Distortion is a geometric optical error (aberration) in which information about the object is misplaced in the image, but not actually lost. Distortion can come in a couple of different forms.
There is monotonic distortion, which means that the distortion is consistently positive or negative from the center of the image out to the edges. Distortion that is not monotonic will actually go back and forth between negative and positive distortion as the operator works his way from the middle of the field to the edges.
Distortion that is not monotonic can occur during the design of the lens to reduce overall distortion in the lens or from factors specifically related to the design type. Whether the distortion is monotonic or not, software can be used to factor out the distortion so that accurate measurements can be made of the image.
Using measurement software and a dot target of known size, one can measure the distortion at different distances from the center of the image. Distortion is not linearly correlated to the distance from the center of the field, and this is true for monotonic and nonmonotonic designs. After this is done, distortion can either be processed out of the image or taken into account during measurement. Removing distortion from an image and redrawing the image can be a processor intensive operation.
TelecentricityPerspective errors, also called parallax, are part of everyday human experience. In fact, parallax is what allows the brain to interpret the 3-D world. Humans expect closer objects to appear relatively larger than those placed farther away. This phenomenon also is present in conventional imaging systems in which the magnification of an object changes with its distance from the lens. Telecentric lenses optically correct for this occurrence so that objects remain the same perceived size independent of their distance, over a range defined by the lens.
For many applications, telecentricity is desirable because it provides nearly constant magnification over a range of working distances, virtually eliminating perspective angle error. This means that object movement does not affect image magnification. Thus the accuracy and repeatability of systems are greatly increased.
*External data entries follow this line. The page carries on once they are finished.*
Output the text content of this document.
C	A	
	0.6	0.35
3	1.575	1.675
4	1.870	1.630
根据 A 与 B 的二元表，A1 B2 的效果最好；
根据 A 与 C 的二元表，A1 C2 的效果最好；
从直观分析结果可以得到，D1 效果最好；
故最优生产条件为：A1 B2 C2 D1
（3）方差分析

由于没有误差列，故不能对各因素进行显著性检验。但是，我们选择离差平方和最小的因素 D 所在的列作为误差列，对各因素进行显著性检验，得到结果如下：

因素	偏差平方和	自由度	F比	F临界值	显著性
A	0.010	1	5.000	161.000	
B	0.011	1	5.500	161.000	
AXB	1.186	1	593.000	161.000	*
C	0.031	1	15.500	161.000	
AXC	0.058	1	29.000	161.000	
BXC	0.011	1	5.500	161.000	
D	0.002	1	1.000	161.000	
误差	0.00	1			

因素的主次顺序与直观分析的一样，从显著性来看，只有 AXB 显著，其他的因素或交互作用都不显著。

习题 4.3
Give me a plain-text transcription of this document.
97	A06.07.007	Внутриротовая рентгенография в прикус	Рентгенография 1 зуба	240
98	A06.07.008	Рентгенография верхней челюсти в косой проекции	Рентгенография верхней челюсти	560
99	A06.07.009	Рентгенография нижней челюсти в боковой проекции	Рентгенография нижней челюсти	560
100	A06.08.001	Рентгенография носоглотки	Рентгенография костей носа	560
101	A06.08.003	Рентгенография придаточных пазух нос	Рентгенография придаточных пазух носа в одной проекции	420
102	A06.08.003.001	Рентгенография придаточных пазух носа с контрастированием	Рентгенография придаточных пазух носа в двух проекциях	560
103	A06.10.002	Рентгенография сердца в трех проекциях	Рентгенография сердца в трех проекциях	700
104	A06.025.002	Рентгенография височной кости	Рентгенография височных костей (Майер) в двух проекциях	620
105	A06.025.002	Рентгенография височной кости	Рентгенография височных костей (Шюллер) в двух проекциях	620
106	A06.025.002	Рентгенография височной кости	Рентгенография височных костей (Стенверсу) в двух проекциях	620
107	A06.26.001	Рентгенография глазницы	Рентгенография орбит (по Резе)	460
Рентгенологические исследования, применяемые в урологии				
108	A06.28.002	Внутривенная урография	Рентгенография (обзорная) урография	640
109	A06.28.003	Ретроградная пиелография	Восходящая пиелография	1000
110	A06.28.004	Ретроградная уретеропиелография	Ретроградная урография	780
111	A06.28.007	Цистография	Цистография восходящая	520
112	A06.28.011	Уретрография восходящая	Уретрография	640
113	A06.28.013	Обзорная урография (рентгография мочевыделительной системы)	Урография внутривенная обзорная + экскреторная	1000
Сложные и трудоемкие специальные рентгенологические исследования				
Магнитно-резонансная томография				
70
In a system with object space telecentricity, movement of the object toward or away from the lens will not result in the image getting bigger or smaller, and an object which has depth or extent along the optical axis will not appear as if it is tilted. For example, a cylindrical object whose cylindrical axis is parallel to the optical axis will appear to be circular in the image plane of a telecentric lens. In a non-telecentric lens this same object will look like the Leaning Tower of Pisa; the top of the object will appear to be elliptical, not circular, and the sidewalls will be visible.
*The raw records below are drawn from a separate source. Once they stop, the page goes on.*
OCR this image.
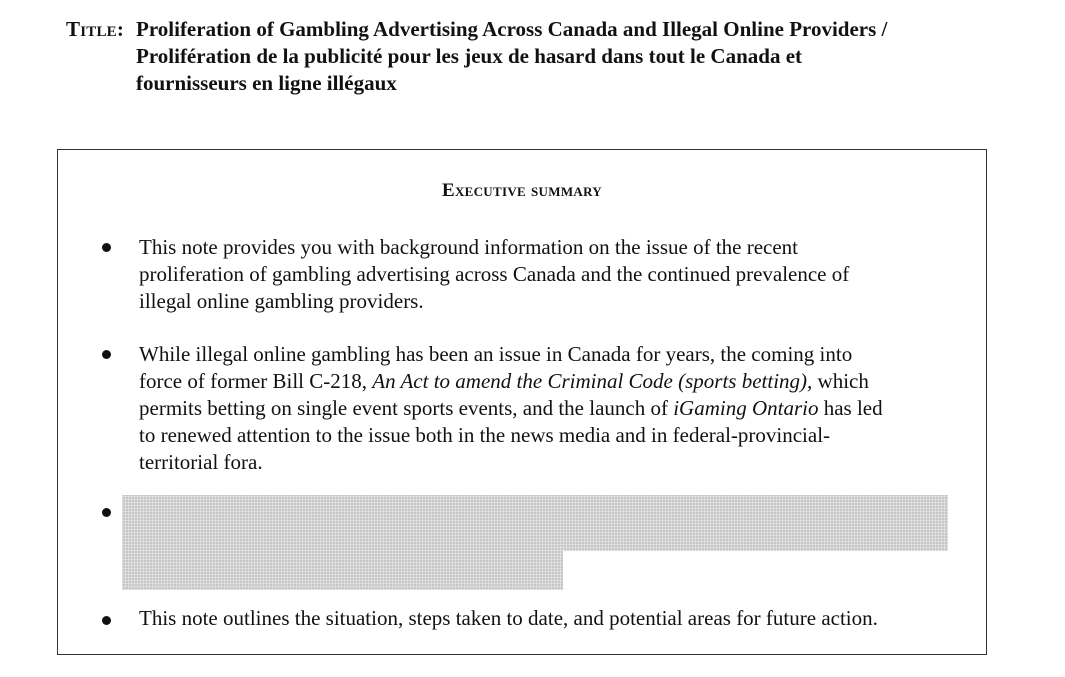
Title: Proliferation of Gambling Advertising Across Canada and Illegal Online Providers /
Prolifération de la publicité pour les jeux de hasard dans tout le Canada et
fournisseurs en ligne illégaux
Executive summary
This note provides you with background information on the issue of the recent
proliferation of gambling advertising across Canada and the continued prevalence of
illegal online gambling providers.
While illegal online gambling has been an issue in Canada for years, the coming into
force of former Bill C-218, An Act to amend the Criminal Code (sports betting), which
permits betting on single event sports events, and the launch of iGaming Ontario has led
to renewed attention to the issue both in the news media and in federal-provincial-
territorial fora.
This note outlines the situation, steps taken to date, and potential areas for future action.
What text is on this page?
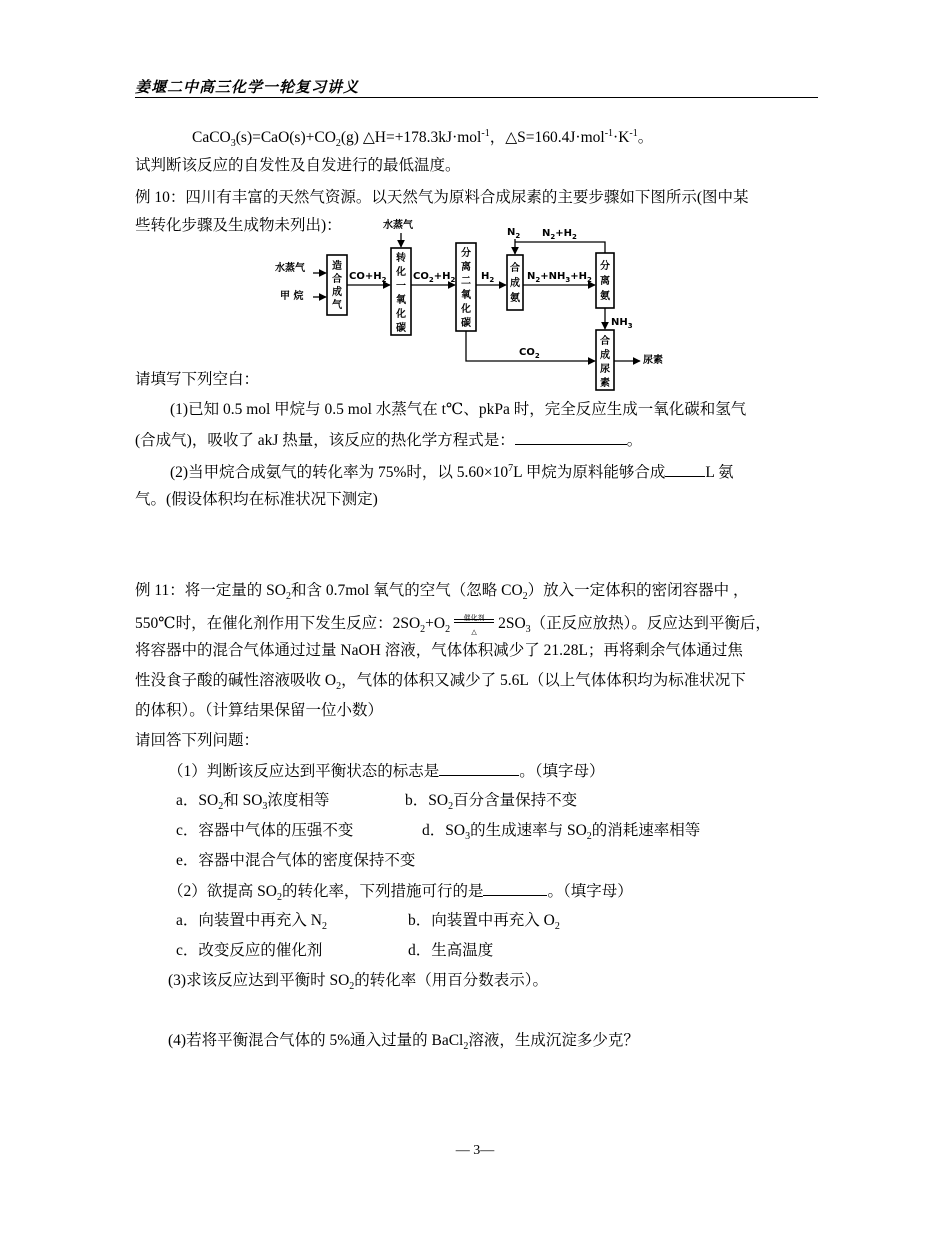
姜堰二中高三化学一轮复习讲义
$CaCO_3(s)=CaO(s)+CO_2(g)$ △H=+178.3kJ·mol$^{-1}$，$\triangle S=160.4J\cdot mol^{-1}\cdot K^{-1}$。
试判断该反应的自发性及自发进行的最低温度。
例 10：四川有丰富的天然气资源。以天然气为原料合成尿素的主要步骤如下图所示(图中某
些转化步骤及生成物未列出)：
造
合
成
气
转
化
一
氧
化
碳
分
离
二
氧
化
碳
合
成
氨
分
离
氨
合
成
尿
素
水蒸气
水蒸气
甲 烷
$CO+H_2$	$CO_2+H_2$	$H_2$
$N_2$ $N_2+H_2$
$N_2+NH_3+H_2$
$NH_3$
$CO_2$	尿素
请填写下列空白：
(1)已知 0.5 mol 甲烷与 0.5 mol 水蒸气在 t℃、pkPa 时，完全反应生成一氧化碳和氢气
(合成气)，吸收了 akJ 热量，该反应的热化学方程式是：	。
(2)当甲烷合成氨气的转化率为 75%时，以 $5.60\times 10^7L$ 甲烷为原料能够合成	L 氨
气。(假设体积均在标准状况下测定)
例 11：将一定量的 $SO_2$和含 0.7mol 氧气的空气（忽略 $CO_2$）放入一定体积的密闭容器中 ，
550℃时，在催化剂作用下发生反应：$2SO_2+O_2$
催化剂
△	$2SO_3$（正反应放热）。反应达到平衡后，
将容器中的混合气体通过过量 NaOH 溶液，气体体积减少了 21.28L；再将剩余气体通过焦
性没食子酸的碱性溶液吸收 $O_2$，气体的体积又减少了 5.6L（以上气体体积均为标准状况下
的体积）。（计算结果保留一位小数）
请回答下列问题：
（1）判断该反应达到平衡状态的标志是	。（填字母）
a．$SO_2$和 $SO_3$浓度相等	b．$SO_2$百分含量保持不变
c．容器中气体的压强不变	d．$SO_3$的生成速率与 $SO_2$的消耗速率相等
e．容器中混合气体的密度保持不变
（2）欲提高 $SO_2$的转化率，下列措施可行的是	。（填字母）
a．向装置中再充入 $N_2$	b．向装置中再充入 $O_2$
c．改变反应的催化剂	d．生高温度
(3)求该反应达到平衡时 $SO_2$的转化率（用百分数表示）。
(4)若将平衡混合气体的 5%通入过量的 BaCl$_2$溶液，生成沉淀多少克？
— 3—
After the operator has correctly matched the optics to the selected camera and the lighting capabilities have been maximized, thus giving the software algorithms the best images to analysis, the system is ready for testing and then complete deployment.
At this point one will need to cover all of those items needed to build a system that will stand the test of time. This will include building enclosures to resist the potentially hazardous environments associated with the factory floor, eliminating unwanted ambient lighting conditions and most importantly, benchmarking the system.
The operator will be spending a bit of money to get the system up and running and each part of the system has an equal load to bear. Be sure that each area gets the time it deserves and that long term support is sorted out both internally and externally in order maximize ROI for the long term.